What happens behind the scenes

  1. The R client builds an aggregate query and dispatches it to each target node.
  2. Each node verifies your identity using your WebID token.
  3. Each node loads the Statistic Access Rules applicable to you and the requested graph path, and checks whether the query is permitted.
  4. If authorized, the node executes the query against its local triplestore.
  5. After execution, the node checks result-level constraints (e.g., minCount). If the constraint fails, that site returns no result.
  6. Each site returns its local aggregate result and a count (the weight used for combining).
  7. The R client combines per-site results — for means, a count-weighted average; for Kaplan–Meier, a pooled curve.
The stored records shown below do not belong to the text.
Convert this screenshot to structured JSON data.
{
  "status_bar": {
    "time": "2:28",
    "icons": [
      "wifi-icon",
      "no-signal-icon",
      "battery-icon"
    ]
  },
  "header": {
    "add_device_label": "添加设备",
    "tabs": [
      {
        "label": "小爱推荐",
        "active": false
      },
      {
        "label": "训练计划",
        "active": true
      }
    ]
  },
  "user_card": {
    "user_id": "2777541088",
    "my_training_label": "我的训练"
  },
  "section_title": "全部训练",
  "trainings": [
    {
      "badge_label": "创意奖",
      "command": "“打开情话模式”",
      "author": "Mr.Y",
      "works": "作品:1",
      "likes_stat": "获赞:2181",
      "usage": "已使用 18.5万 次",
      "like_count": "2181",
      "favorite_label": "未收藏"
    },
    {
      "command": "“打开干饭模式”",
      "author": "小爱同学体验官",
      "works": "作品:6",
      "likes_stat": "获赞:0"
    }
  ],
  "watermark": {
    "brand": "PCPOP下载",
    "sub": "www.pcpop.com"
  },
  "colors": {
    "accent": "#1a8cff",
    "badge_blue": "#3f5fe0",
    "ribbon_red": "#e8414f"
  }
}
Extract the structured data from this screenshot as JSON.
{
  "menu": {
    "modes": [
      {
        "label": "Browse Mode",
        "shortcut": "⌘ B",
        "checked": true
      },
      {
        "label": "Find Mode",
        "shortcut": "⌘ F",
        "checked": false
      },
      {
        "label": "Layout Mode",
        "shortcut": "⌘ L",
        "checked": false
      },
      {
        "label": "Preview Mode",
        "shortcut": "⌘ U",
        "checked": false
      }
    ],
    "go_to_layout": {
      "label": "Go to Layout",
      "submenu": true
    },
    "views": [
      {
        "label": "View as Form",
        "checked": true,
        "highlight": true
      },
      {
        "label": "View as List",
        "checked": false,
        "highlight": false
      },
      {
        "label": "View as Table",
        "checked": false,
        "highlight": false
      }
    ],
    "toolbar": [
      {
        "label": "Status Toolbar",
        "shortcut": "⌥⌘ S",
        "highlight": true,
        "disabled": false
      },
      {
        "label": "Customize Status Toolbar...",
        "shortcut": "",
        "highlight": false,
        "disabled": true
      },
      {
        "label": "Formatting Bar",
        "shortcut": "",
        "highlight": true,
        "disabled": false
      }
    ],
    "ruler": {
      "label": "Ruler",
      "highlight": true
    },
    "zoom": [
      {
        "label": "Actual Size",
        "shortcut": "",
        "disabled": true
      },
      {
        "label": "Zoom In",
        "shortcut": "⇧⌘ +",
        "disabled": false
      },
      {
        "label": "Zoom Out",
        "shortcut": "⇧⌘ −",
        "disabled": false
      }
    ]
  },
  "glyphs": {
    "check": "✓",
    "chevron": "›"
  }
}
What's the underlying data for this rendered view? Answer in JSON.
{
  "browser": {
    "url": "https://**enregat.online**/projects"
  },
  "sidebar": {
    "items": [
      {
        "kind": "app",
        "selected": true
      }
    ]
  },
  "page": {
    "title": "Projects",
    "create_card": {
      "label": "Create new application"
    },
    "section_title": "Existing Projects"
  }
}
If a site rejects your query (because no matching SAR exists, or minCount was not met), that site is omitted from the combined result. result$per_site shows you which sites contributed.


Handling partial results

Not every site in your targets list will necessarily respond or authorize every query. Check result$per_site to see per-site breakdown and identify any sites that did not contribute.

result$per_site
# A tibble: 3 × 3
#   site      mean     n
#   <chr>    <dbl> <int>
# 1 oxford    22.1    60
# 2 hacettepe 20.8    40
# 3 partner3  21.9    80

Available graph paths

Graph paths are defined by the Data Plugin installed on each node. For the Nemaline plugin, the available paths are:

Path Description
BaselineAge Age at enrollment
EventTime Time to event or censoring
EventOccurred Event indicator
GeneticGroup Genetic subgroup
Ambulation Ambulatory status
TotalMFM Total MFM score

If a node does not have the required Data Plugin installed, or if your WebID is not authorized for the requested path, that site will return a rejection.